You’d think, at least, that there would be some attempt to make the set-up credible, but even this isn’t so. Felicity Jones stars as Kim, a poor, working-class girl and although Ms Jones seems sweetness itself, and I can see she might be most engaging in other circumstances, poor and working class? She talks, looks and carries herself as if she attended Roedean. They might as well have cast Jemima Khan and had done with it.

Anyway, Kim, who was a champion skateboarder until a family tragedy put an end to it — oops— now works in a dead-end fast-food job while trying to support her depressed father (Bailey, who just mooches about, in a depressed kind of way). But then, via a storyline that is, needless to say, dumb, she secures four months’ work as a chalet girl for a rich family who have a home in the Austrian Alps. The family is headed by a rich banker (Nighy; proper class, but too little too late) who has a trophy wife (Brooke Shields; interesting casting but she has only about four lines) and a son.

The son is Jonny, played by Ed Westwick who is always billed as ‘Ed Westwick from Gossip Girl’. What is Gossip Girl? A pop band? A TV show? I don’t know, and I can’t be bothered to Google it, but whatever it is he should go back to it. Honestly, my dog, who has only one eyebrow and very stinky breath, is more charismatic, and would make a better romantic lead. Yet Jonny takes a kindly shine to Kim, as she does to him, weirdly, but will they? Or won’t they? Will they overcome the pratfalls and predictable set pieces and find a way to be together? Or will they eat a bad fondue, writhe around a lot, and be dead by morning? To this last, I would say: I wish. I can’t think of a single thing in this that warmed my cockles or made me laugh and, therefore, can’t think of a single reason you might wish to see it.

And now, in stark contrast, Ken Loach’s Route Irish, which I did not have high hopes for. In fact, having heard it’s about private security contractors in Iraq, I rather dreaded it, as you might if you knew you had double maths followed by double how-to-let-you-down-gently and then detention. The problem with Ken Loach isn’t his rage, but finding a good place to put it; a place that will allow an audience to go with him.

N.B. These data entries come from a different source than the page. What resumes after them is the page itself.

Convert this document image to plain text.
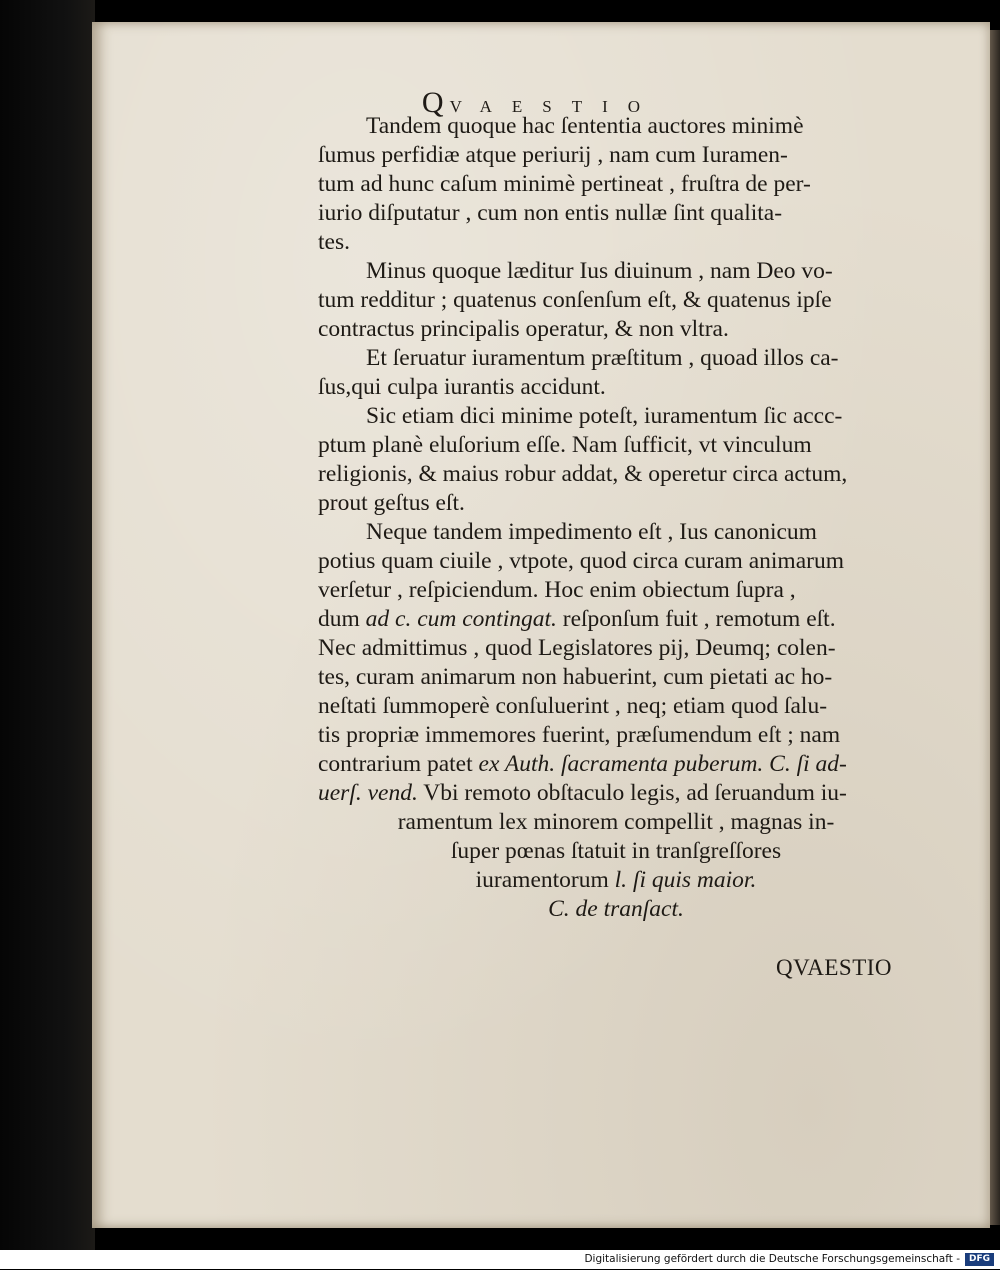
QVAESTIO
Tandem quoque hac ſententia auctores minimè
ſumus perfidiæ atque periurij , nam cum Iuramen-
tum ad hunc caſum minimè pertineat , fruſtra de per-
iurio diſputatur , cum non entis nullæ ſint qualita-
tes.
Minus quoque læditur Ius diuinum , nam Deo vo-
tum redditur ; quatenus conſenſum eſt, & quatenus ipſe
contractus principalis operatur, & non vltra.
Et ſeruatur iuramentum præſtitum , quoad illos ca-
ſus,qui culpa iurantis accidunt.
Sic etiam dici minime poteſt, iuramentum ſic accc-
ptum planè eluſorium eſſe. Nam ſufficit, vt vinculum
religionis, & maius robur addat, & operetur circa actum,
prout geſtus eſt.
Neque tandem impedimento eſt , Ius canonicum
potius quam ciuile , vtpote, quod circa curam animarum
verſetur , reſpiciendum. Hoc enim obiectum ſupra ,
dum ad c. cum contingat. reſponſum fuit , remotum eſt.
Nec admittimus , quod Legislatores pij, Deumq; colen-
tes, curam animarum non habuerint, cum pietati ac ho-
neſtati ſummoperè conſuluerint , neq; etiam quod ſalu-
tis propriæ immemores fuerint, præſumendum eſt ; nam
contrarium patet ex Auth. ſacramenta puberum. C. ſi ad-
uerſ. vend. Vbi remoto obſtaculo legis, ad ſeruandum iu-
ramentum lex minorem compellit , magnas in-
ſuper pœnas ſtatuit in tranſgreſſores
iuramentorum l. ſi quis maior.
C. de tranſact.
QVAESTIO
Digitalisierung gefördert durch die Deutsche Forschungsgemeinschaft - DFG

This stars Mark Womack as Fergus, a former SAS officer, who spent some time working as a private security contractor (i.e., mercenary) in Baghdad, but is back home in Liverpool when he learns that his best buddy and fellow contractor, Frankie (John Bishop), who is still out there, has been blown up. Unhappy with the official explanation for Frankie’s death, Fergus sets out to determine the truth in a film that doesn’t know what it is — a polemic? A thriller? A revenge/vigilante movie? — and doesn’t succeed at any one. The acting is shouty, the script is full of exposition, and some scenes are simply that: shouty exposition.

Plus, what is its point? Is it about the privatisation of war? If so, is he saying non-privatised war is OK? And how are we meant to care about these people; people who accept £10,000 a month to do other people’s dirty business in hotspots abroad? Did they imagine it would be like working behind the haberdashery counter in John Lewis?

So, two disappointing films this week and I’m sorry I couldn’t let you down more gently, but there you have it. You’ll have to go elsewhere for more gentle handling, and love, sweet love. There is none to be had here.